As with the example of the iPhone, some interfaces are better for the elderly than others. Things where you can swipe, for instance, tend to do well. Things with lots of buttons, less so. The conventions of virtual reality, NPR’s Kara Platoni notes, “assume that the user knows to swivel his or her head to take in the 360-degree view, to move around to make the landscape scroll, or to tap objects to interact with them.” This, at face value, is not great for the elderly. But Aloha VR isn’t a high-action game, and that’s where VR is flexible: you can still have an interesting experience without spinning about.

Aloha VR

At present, virtual reality is both a technical and marketing challenge. The two are interrelated. Not every use can be developed at once, so development tends to target an imaginary user who exists for marketing purposes. This, in a nutshell, is how most new technology comes to be aimed at young (male) consumers. The sad part of this tendency, in which media is often complicit, is that there can often be more interesting groups to discuss.

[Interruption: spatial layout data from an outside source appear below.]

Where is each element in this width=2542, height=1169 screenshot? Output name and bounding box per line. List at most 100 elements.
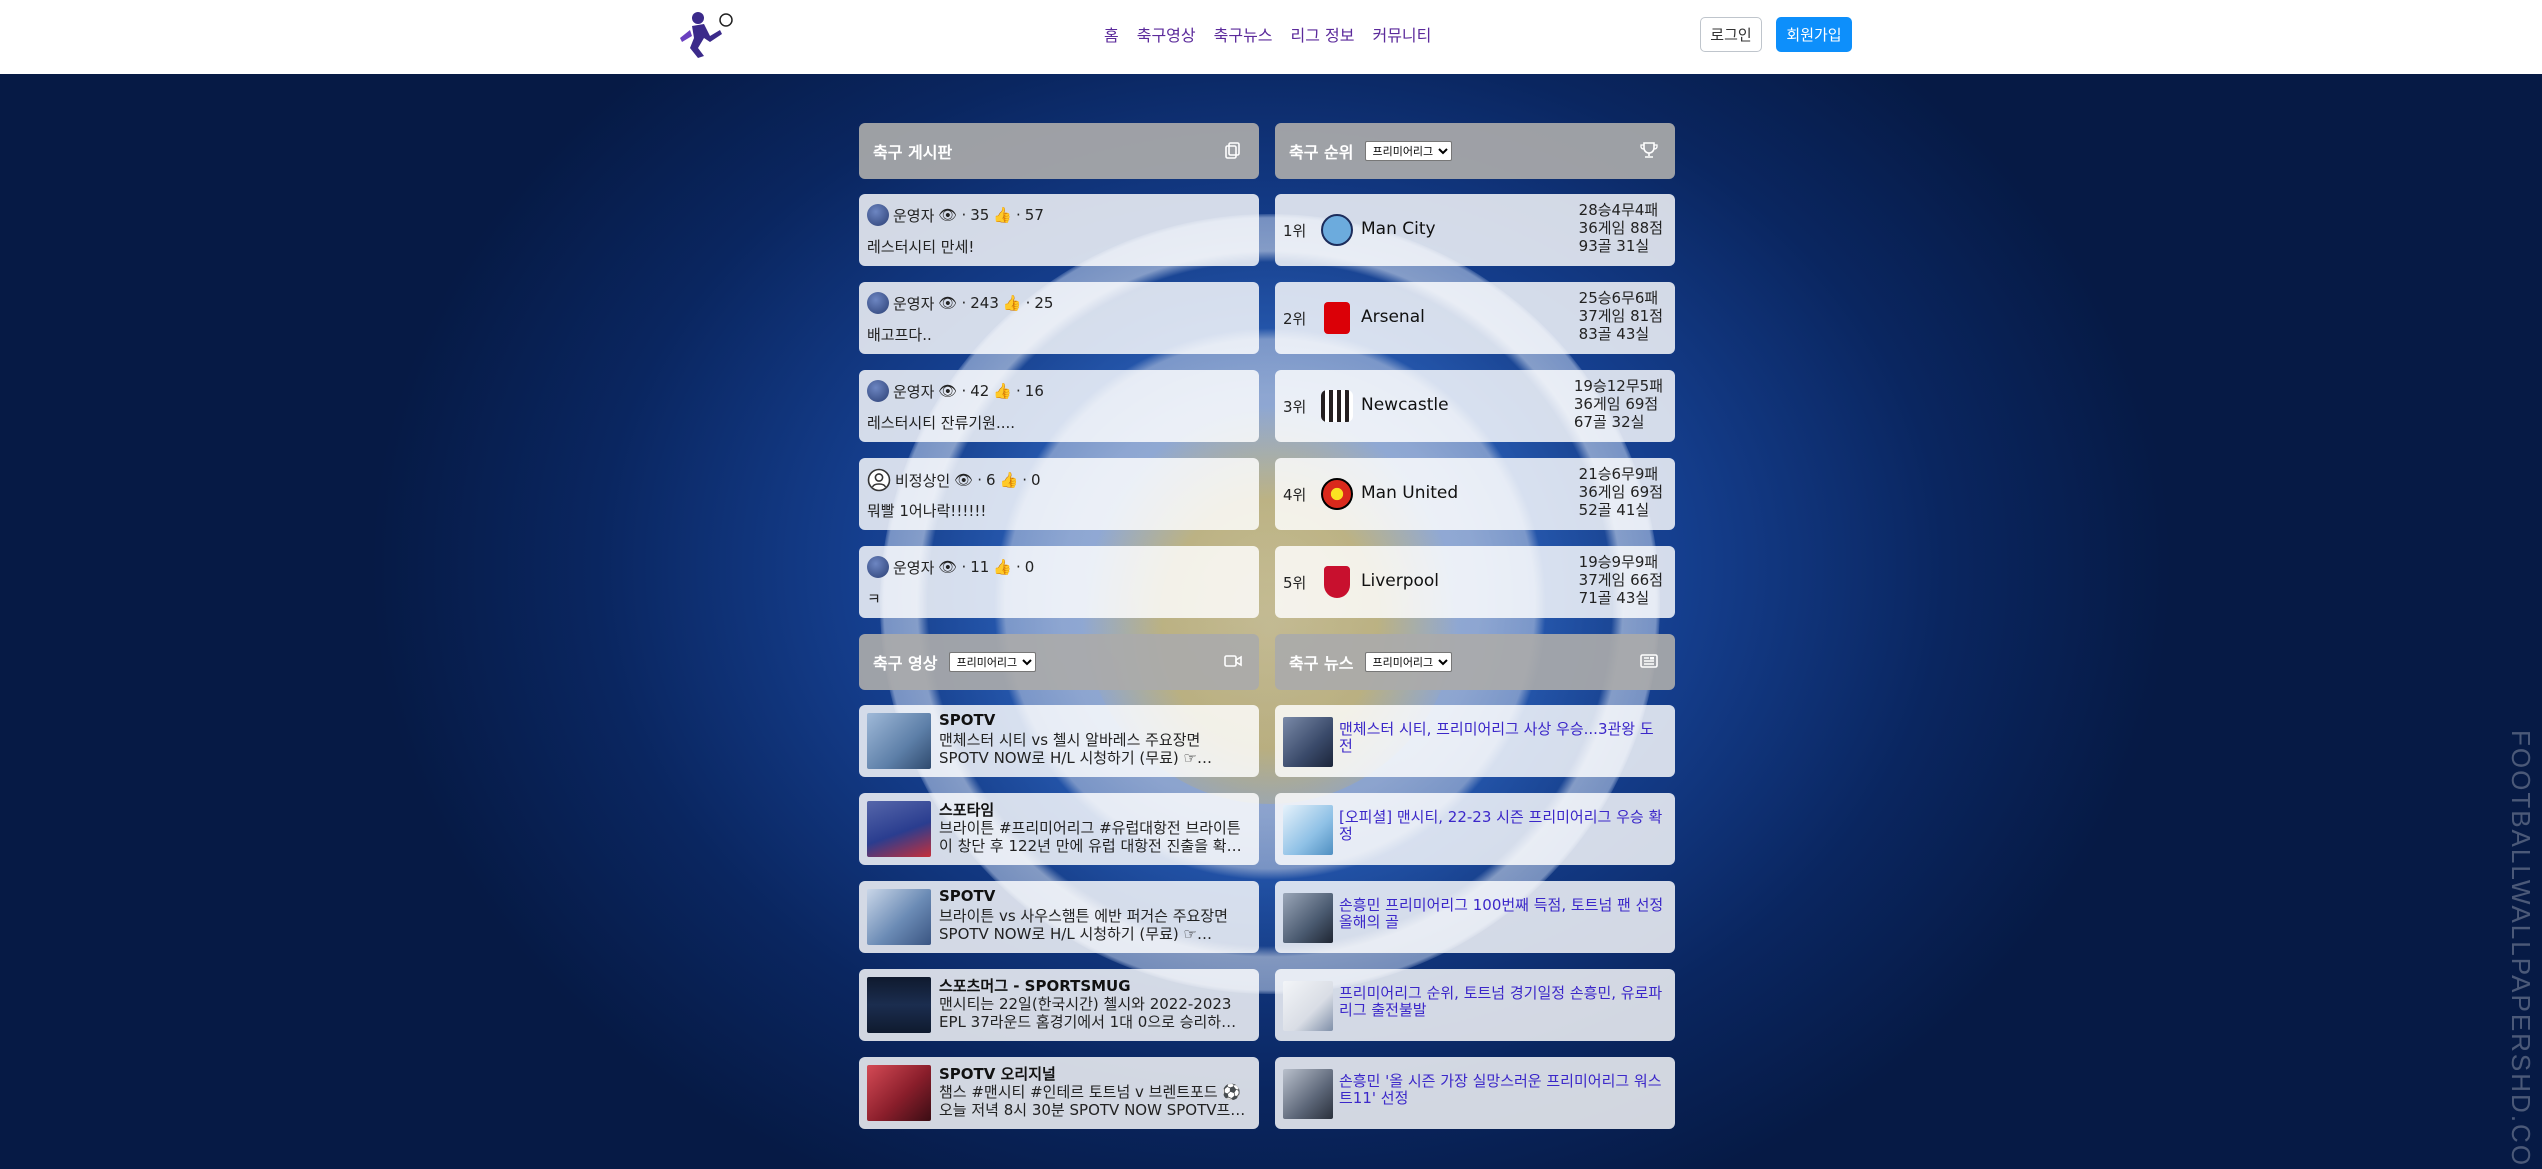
team-goals: 71골 43실 [1578,589,1650,607]
standings-row[interactable]: 1위 Man City 28승4무4패 36게임 88점 93골 31실 [1275,194,1675,266]
team-name: Liverpool [1361,571,1440,591]
standings-row[interactable]: 2위 Arsenal 25승6무6패 37게임 81점 83골 43실 [1275,282,1675,354]
news-thumbnail[interactable] [1283,893,1333,943]
team-crest-icon [1321,478,1353,510]
video-thumbnail[interactable] [867,889,931,945]
site-logo[interactable] [668,8,740,60]
news-thumbnail[interactable] [1283,981,1333,1031]
video-channel: SPOTV [939,887,996,905]
background-wallpaper [0,74,2542,1169]
views-icon: 👁 [938,206,958,224]
team-name: Arsenal [1361,307,1425,327]
post-text: 뭐빨 1어나락!!!!!! [867,502,987,520]
news-headline-link[interactable]: 손흥민 프리미어리그 100번째 득점, 토트넘 팬 선정 올해의 골 [1339,897,1665,931]
newspaper-icon[interactable] [1639,651,1659,671]
video-thumbnail[interactable] [867,713,931,769]
like-icon: 👍 [993,206,1013,224]
post-views: 35 [970,206,990,224]
video-desc-line: 맨체스터 시티 vs 첼시 알바레스 주요장면 [939,731,1201,749]
nav-videos[interactable]: 축구영상 [1137,22,1196,46]
standings-row[interactable]: 3위 Newcastle 19승12무5패 36게임 69점 67골 32실 [1275,370,1675,442]
news-headline-link[interactable]: 손흥민 '올 시즌 가장 실망스러운 프리미어리그 워스트11' 선정 [1339,1073,1665,1107]
signup-button[interactable]: 회원가입 [1776,17,1852,52]
video-title: 축구 영상 [873,654,938,673]
video-channel: SPOTV 오리지널 [939,1065,1056,1083]
standings-league-select[interactable]: 프리미어리그 [1365,141,1453,161]
post-meta: 운영자 👁 · 42 👍 · 16 [867,380,1044,402]
video-channel: SPOTV [939,711,996,729]
video-description: 맨체스터 시티 vs 첼시 알바레스 주요장면 SPOTV NOW로 H/L 시… [939,731,1249,767]
news-item[interactable]: [오피셜] 맨시티, 22-23 시즌 프리미어리그 우승 확정 [1275,793,1675,865]
news-item[interactable]: 맨체스터 시티, 프리미어리그 사상 우승...3관왕 도전 [1275,705,1675,777]
team-rank: 2위 [1283,310,1307,328]
video-channel: 스포타임 [939,801,995,819]
team-record: 19승12무5패 [1573,377,1663,395]
video-league-select[interactable]: 프리미어리그 [949,652,1037,672]
team-games-points: 37게임 66점 [1578,571,1663,589]
video-item[interactable]: 스포츠머그 - SPORTSMUG 맨시티는 22일(한국시간) 첼시와 202… [859,969,1259,1041]
board-post[interactable]: 비정상인 👁 · 6 👍 · 0 뭐빨 1어나락!!!!!! [859,458,1259,530]
board-post[interactable]: 운영자 👁 · 243 👍 · 25 배고프다.. [859,282,1259,354]
post-text: 배고프다.. [867,326,932,344]
copy-icon[interactable] [1223,140,1243,160]
video-item[interactable]: 스포타임 브라이튼 #프리미어리그 #유럽대항전 브라이튼 이 창단 후 122… [859,793,1259,865]
standings-title: 축구 순위 [1289,143,1354,162]
news-headline-link[interactable]: 프리미어리그 순위, 토트넘 경기일정 손흥민, 유로파리그 출전불발 [1339,985,1665,1019]
views-icon: 👁 [938,558,958,576]
news-thumbnail[interactable] [1283,717,1333,767]
news-headline-link[interactable]: 맨체스터 시티, 프리미어리그 사상 우승...3관왕 도전 [1339,721,1665,755]
post-text: ㅋ [867,590,881,608]
post-author: 비정상인 [895,471,951,490]
standings-row[interactable]: 4위 Man United 21승6무9패 36게임 69점 52골 41실 [1275,458,1675,530]
author-avatar [867,556,889,578]
news-thumbnail[interactable] [1283,1069,1333,1119]
team-record: 25승6무6패 [1578,289,1659,307]
team-rank: 4위 [1283,486,1307,504]
post-views: 6 [986,471,996,489]
board-post[interactable]: 운영자 👁 · 42 👍 · 16 레스터시티 잔류기원.... [859,370,1259,442]
video-item[interactable]: SPOTV 맨체스터 시티 vs 첼시 알바레스 주요장면 SPOTV NOW로… [859,705,1259,777]
video-thumbnail[interactable] [867,977,931,1033]
news-item[interactable]: 손흥민 '올 시즌 가장 실망스러운 프리미어리그 워스트11' 선정 [1275,1057,1675,1129]
wallpaper-watermark: FOOTBALLWALLPAPERSHD.COM [2506,730,2536,1169]
video-channel: 스포츠머그 - SPORTSMUG [939,977,1131,995]
team-rank: 3위 [1283,398,1307,416]
team-stats: 19승9무9패 37게임 66점 71골 43실 [1579,553,1663,607]
team-stats: 28승4무4패 36게임 88점 93골 31실 [1579,201,1663,255]
trophy-icon[interactable] [1639,140,1659,160]
news-item[interactable]: 손흥민 프리미어리그 100번째 득점, 토트넘 팬 선정 올해의 골 [1275,881,1675,953]
login-button[interactable]: 로그인 [1700,17,1762,52]
team-crest-icon [1324,302,1350,334]
post-likes: 0 [1024,558,1035,576]
nav-home[interactable]: 홈 [1104,22,1119,46]
team-record: 19승9무9패 [1578,553,1659,571]
video-icon[interactable] [1223,651,1243,671]
video-desc-line: 챔스 #맨시티 #인테르 토트넘 v 브렌트포드 ⚽ [939,1083,1242,1101]
nav-news[interactable]: 축구뉴스 [1214,22,1273,46]
news-headline-link[interactable]: [오피셜] 맨시티, 22-23 시즌 프리미어리그 우승 확정 [1339,809,1665,843]
author-avatar [867,292,889,314]
standings-row[interactable]: 5위 Liverpool 19승9무9패 37게임 66점 71골 43실 [1275,546,1675,618]
team-stats: 19승12무5패 36게임 69점 67골 32실 [1574,377,1663,431]
nav-community[interactable]: 커뮤니티 [1372,22,1431,46]
news-league-select[interactable]: 프리미어리그 [1365,652,1453,672]
post-meta: 운영자 👁 · 11 👍 · 0 [867,556,1034,578]
board-post[interactable]: 운영자 👁 · 35 👍 · 57 레스터시티 만세! [859,194,1259,266]
video-item[interactable]: SPOTV 오리지널 챔스 #맨시티 #인테르 토트넘 v 브렌트포드 ⚽ 오늘… [859,1057,1259,1129]
video-desc-line: 맨시티는 22일(한국시간) 첼시와 2022-2023 [939,995,1232,1013]
nav-league-info[interactable]: 리그 정보 [1291,22,1355,46]
news-item[interactable]: 프리미어리그 순위, 토트넘 경기일정 손흥민, 유로파리그 출전불발 [1275,969,1675,1041]
video-thumbnail[interactable] [867,1065,931,1121]
video-thumbnail[interactable] [867,801,931,857]
post-likes: 16 [1024,382,1044,400]
video-desc-line: SPOTV NOW로 H/L 시청하기 (무료) ☞… [939,749,1212,767]
author-avatar [867,380,889,402]
team-name: Newcastle [1361,395,1449,415]
post-meta: 운영자 👁 · 35 👍 · 57 [867,204,1044,226]
like-icon: 👍 [1002,294,1022,312]
board-post[interactable]: 운영자 👁 · 11 👍 · 0 ㅋ [859,546,1259,618]
video-item[interactable]: SPOTV 브라이튼 vs 사우스햄튼 에반 퍼거슨 주요장면 SPOTV NO… [859,881,1259,953]
post-likes: 25 [1034,294,1054,312]
news-thumbnail[interactable] [1283,805,1333,855]
team-games-points: 36게임 88점 [1578,219,1663,237]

In the early days of mobile apps, for instance, new mothers were a major force in downloading apps because it provided a connection to the outside world, but that story was largely overlooked. The same could easily happen with VR, which would be a shame because it’s not even obvious that the best use cases are games or other interactive projects aimed at imaginary twenty-somethings. The best uses of VR may, for instance, target old people, and that wouldn’t be a tragedy.